Answering the Socialization Question
Over the years I have discovered that some advantages of virtual learning are easier for people to grasp than others. Personalized learning, challenging and diverse curriculum, specialized teachers, and alternative scheduling—most people can understand these benefits. The socialization factor, however, draws many blank stares and more questions.
It’s not uncommon to be in a store in the middle of a weekday afternoon with my children (especially when my children were younger) and suddenly find ourselves faced with a barrage of questions from a curious (but friendly) sales clerk. After the initial curiosity is addressed as to why the kids aren’t in school, other questions like “What do you do all day?” “Do you work in your pajamas?” “How do you manage to socialize with your classmates?” and “Do you have friends?” will keep coming at us. I watch my kids take a deep breath, smile and proceed to describe the details of their virtual schooling life to anyone who asks. Naturally, I’m glowing the whole time, because the simple fact that they can converse like this with anyone reminds me that they are growing into well socialized young adults.
The reality is that patterns of socialization for virtual learners are not so different from those in a traditional school. Do my kids ever miss the activities in a traditional school setting? Of course they do, but there are many things my kids have been able to do in a virtual school that they would have missed in a traditional bricks and mortar setting. If they had to pick between the two, they would tell you they prefer virtual school. Our family, our virtual school and our local community have all strengthened my children’s social muscles, by helping them learn the behavioral expectations of each group. A high-quality virtual school program will ensure that a variety of socialization support is readily available.

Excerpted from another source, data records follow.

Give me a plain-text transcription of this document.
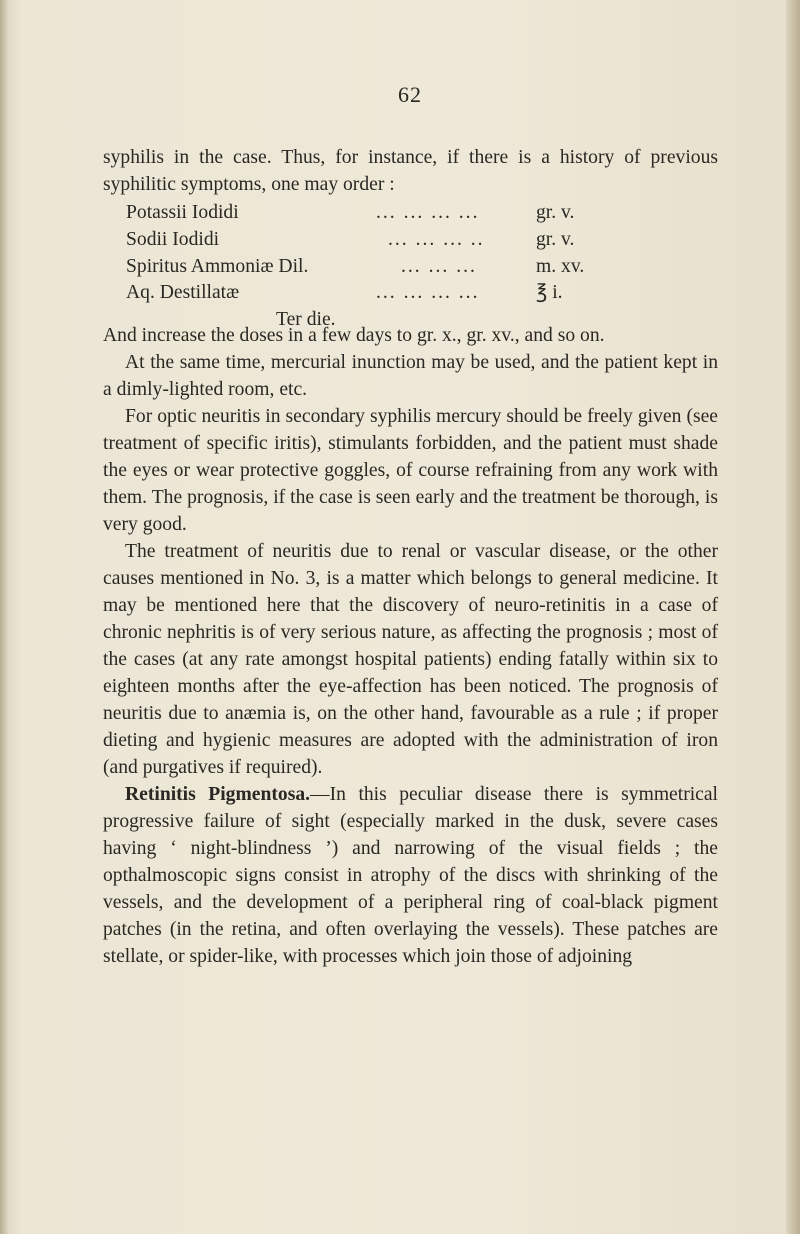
62

syphilis in the case. Thus, for instance, if there is a history of previous syphilitic symptoms, one may order :

Potassii Iodidi	... ... ... ...	gr. v.
Sodii Iodidi	... ... ... ..	gr. v.
Spiritus Ammoniæ Dil.	... ... ...	m. xv.
Aq. Destillatæ	... ... ... ...	℥ i.
Ter die.

And increase the doses in a few days to gr. x., gr. xv., and so on.

At the same time, mercurial inunction may be used, and the patient kept in a dimly-lighted room, etc.

For optic neuritis in secondary syphilis mercury should be freely given (see treatment of specific iritis), stimulants forbidden, and the patient must shade the eyes or wear protective goggles, of course refraining from any work with them. The prognosis, if the case is seen early and the treatment be thorough, is very good.

The treatment of neuritis due to renal or vascular disease, or the other causes mentioned in No. 3, is a matter which belongs to general medicine. It may be mentioned here that the discovery of neuro-retinitis in a case of chronic nephritis is of very serious nature, as affecting the prognosis ; most of the cases (at any rate amongst hospital patients) ending fatally within six to eighteen months after the eye-affection has been noticed. The prognosis of neuritis due to anæmia is, on the other hand, favourable as a rule ; if proper dieting and hygienic measures are adopted with the administration of iron (and purgatives if required).

Retinitis Pigmentosa.—In this peculiar disease there is symmetrical progressive failure of sight (especially marked in the dusk, severe cases having ‘ night-blindness ’) and narrowing of the visual fields ; the opthalmoscopic signs consist in atrophy of the discs with shrinking of the vessels, and the development of a peripheral ring of coal-black pigment patches (in the retina, and often overlaying the vessels). These patches are stellate, or spider-like, with processes which join those of adjoining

Many years have passed since I first started getting these questions, and I have come to realize that “the socialization question” isn’t just about defending my decision to attend a virtual school or whether or not socialization occurs in one. It also is an opportunity to help others see that virtual schooling works well for students when the adults in their lives—their parents, teachers, and school leaders—are as thoughtful about social development as they are about academics.
Some people are concerned that children educated in a home environment will be isolated. Personally, I’ve never found this to be true, but it requires that parents and schools make healthy peer interaction a priority. (Of course, this is true for all students in all types of schools.) They need to search out opportunities for kids to interact with a variety of people in several situations. If your school offers online clubs and activities, join in the fun! Make sure to take time to attend field trips and community sponsored events in your area.
There was a time when I dreaded questions about socialization because I felt they were an attack on my choice of education. I worried that my children would not grow into normal, socially adjusted adults. With one virtual school graduate and another one close behind, I know without a doubt there was no better choice for our family. Now, when the socialization question is raised, I reassure concerned friends, family and others that my children have many socialization opportunities through school clubs, sponsored field trips, family travel, volunteer work, community events, and much, much, more!
What is your reassuring answer to “the question”?